On top of that, a limited universe of recent vintage sustainable equity and fixed income funds are available at this time for evaluation as potential investment choices.  It’s true that some sustainable funds have been in continuous operation since the early 1980’s, however, these are mainly socially responsible, values-based, funds that largely incorporate negative screening or exclusionary practices and/or these may be subject to higher fees.  In contrast, more recently launched mutual funds and ETFs, both new funds and repurposed funds, that, for example, employ ESG integration practices, limited exclusions, and also engage in shareholder/bondholder advocacy complemented by proxy voting practices, have not as yet established track records that extend to three and five years.  Such funds may not as yet qualify for consideration, thereby limiting the number of investment choices available at this time.

A way forward:  Core equity offering, preceded by employee engagement and education

These challenges suggest that plan sponsors are likely to proceed with caution, and how to advance in the face of growing interest could be informed by seeking feedback from plan participants regarding their values and sustainability objectives. This can be accomplished by conducting employee roundtable or focus group discussions as well as employee surveys, both of which can also be used as a platform to educate employees regarding sustainable investing approaches and potential impacts. While the sustainable funds investment landscape is changing and more choices will continue to reach the market, one investment strategy that at present offers a more robust menu of investment choices, both actively and passively managed, is the blended large cap equity investment option.  This investment choice can serve as a 401(k) plan’s initial supplemental entry into sustainable investing with limited disruption to the strategy of rationalizing the overall investment menu.

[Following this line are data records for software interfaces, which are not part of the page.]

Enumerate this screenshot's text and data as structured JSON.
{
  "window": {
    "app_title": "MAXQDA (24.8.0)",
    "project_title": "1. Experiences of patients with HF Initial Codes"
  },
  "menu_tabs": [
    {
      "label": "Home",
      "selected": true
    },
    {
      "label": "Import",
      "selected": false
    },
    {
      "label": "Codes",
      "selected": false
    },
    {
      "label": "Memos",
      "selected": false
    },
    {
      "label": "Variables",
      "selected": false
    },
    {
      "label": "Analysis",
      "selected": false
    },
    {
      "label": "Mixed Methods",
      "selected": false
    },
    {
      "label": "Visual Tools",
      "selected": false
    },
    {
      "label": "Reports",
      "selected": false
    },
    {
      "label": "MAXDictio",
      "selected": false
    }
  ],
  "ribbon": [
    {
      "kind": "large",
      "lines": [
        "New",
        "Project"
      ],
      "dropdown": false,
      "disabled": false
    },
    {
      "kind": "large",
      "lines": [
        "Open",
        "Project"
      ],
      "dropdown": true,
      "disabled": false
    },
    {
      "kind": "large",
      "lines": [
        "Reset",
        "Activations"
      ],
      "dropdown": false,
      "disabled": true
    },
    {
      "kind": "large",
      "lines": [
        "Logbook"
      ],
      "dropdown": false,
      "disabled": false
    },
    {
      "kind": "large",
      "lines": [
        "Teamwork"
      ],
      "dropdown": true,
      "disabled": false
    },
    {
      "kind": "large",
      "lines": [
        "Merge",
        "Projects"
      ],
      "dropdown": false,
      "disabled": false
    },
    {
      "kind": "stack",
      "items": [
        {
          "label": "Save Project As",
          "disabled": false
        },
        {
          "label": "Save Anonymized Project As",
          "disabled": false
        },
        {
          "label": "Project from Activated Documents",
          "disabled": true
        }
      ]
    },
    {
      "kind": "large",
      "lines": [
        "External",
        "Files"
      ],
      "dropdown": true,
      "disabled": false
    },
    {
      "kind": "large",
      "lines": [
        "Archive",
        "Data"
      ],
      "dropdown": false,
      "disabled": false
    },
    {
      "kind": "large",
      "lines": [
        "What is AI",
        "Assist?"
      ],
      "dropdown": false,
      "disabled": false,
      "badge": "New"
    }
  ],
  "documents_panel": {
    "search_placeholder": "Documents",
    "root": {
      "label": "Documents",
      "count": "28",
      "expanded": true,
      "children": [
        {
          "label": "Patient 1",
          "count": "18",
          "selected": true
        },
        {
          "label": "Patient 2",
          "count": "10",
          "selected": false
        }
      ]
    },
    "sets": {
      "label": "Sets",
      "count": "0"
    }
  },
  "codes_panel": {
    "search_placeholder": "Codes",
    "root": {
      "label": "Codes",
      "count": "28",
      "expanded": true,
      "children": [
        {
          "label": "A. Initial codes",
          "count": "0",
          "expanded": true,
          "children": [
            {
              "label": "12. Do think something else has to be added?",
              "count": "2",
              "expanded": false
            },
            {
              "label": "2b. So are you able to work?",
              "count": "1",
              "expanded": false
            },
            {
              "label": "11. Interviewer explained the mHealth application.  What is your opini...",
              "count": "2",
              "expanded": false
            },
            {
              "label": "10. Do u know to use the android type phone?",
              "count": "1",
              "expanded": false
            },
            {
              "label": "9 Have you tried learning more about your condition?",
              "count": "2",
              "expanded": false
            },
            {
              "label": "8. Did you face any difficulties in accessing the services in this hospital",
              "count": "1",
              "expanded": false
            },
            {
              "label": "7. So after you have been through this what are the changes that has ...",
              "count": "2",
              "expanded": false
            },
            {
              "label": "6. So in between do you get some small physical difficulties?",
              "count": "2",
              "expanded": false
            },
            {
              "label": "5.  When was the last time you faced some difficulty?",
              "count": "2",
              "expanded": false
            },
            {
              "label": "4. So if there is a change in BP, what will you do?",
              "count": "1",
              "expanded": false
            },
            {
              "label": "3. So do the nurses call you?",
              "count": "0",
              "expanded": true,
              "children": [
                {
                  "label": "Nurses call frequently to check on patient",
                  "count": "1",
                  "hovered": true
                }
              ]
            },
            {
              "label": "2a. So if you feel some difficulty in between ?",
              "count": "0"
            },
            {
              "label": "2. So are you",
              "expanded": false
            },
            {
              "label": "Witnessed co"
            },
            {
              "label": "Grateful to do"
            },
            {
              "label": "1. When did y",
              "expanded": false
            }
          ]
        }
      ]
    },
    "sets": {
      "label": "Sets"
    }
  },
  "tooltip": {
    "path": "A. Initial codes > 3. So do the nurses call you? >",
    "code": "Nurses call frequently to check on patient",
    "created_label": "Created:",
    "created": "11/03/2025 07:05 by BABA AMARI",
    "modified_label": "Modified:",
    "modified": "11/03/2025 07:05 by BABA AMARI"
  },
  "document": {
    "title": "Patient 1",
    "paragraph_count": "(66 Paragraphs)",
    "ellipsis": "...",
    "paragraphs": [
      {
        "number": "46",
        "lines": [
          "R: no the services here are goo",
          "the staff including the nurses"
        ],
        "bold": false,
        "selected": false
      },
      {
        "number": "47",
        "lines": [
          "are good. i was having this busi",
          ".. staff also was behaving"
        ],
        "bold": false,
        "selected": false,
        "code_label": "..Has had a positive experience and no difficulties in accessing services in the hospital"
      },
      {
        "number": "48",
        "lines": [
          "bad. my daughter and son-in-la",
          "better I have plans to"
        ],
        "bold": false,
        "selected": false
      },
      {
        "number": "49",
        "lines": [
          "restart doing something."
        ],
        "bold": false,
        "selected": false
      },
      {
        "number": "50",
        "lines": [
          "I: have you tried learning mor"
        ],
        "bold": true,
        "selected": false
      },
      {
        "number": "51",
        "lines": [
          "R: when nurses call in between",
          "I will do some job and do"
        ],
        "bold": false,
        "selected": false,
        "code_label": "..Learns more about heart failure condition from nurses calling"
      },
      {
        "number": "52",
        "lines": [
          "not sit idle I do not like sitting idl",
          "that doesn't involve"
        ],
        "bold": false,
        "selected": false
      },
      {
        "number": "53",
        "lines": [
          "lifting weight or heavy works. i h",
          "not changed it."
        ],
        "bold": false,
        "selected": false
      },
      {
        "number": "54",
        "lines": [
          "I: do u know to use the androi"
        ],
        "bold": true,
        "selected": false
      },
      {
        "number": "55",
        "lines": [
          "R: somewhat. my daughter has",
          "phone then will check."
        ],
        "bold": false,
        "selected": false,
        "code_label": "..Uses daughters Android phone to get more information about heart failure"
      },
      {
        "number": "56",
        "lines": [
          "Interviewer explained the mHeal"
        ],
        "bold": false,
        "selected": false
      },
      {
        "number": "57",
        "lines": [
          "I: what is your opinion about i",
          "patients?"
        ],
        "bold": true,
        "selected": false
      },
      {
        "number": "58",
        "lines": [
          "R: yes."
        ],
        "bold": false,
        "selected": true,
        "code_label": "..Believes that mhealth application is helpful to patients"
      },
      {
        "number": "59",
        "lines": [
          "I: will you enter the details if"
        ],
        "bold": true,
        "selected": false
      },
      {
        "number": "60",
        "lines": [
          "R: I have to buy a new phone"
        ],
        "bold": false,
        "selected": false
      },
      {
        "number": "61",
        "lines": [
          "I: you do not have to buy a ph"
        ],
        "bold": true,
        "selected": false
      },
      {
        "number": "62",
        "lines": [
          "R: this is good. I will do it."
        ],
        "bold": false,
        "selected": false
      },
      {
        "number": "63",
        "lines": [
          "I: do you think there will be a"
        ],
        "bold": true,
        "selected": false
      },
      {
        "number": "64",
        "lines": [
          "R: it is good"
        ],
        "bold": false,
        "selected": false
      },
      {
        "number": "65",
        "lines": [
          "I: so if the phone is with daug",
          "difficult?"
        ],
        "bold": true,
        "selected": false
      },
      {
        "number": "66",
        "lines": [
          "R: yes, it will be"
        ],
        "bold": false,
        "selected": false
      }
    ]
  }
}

Once a decision has been made, plan sponsors will wish to further educate participants on the nature of the fund’s sustainable strategies, communicate expectations regarding the fund and its potential impacts and to offer periodic disclosures as to outcomes.

[1] Refer to 401(k) Plans and Sustainability Investing:  Long-Term Companions, 2017

[2] Sustainable investment options refers to any investment choices that encapsulate one or more of the following approaches:  values-based investing, negative screening or exclusions, thematic and impact investing, ESG integration, shareholder/bondholder engagement and proxy voting.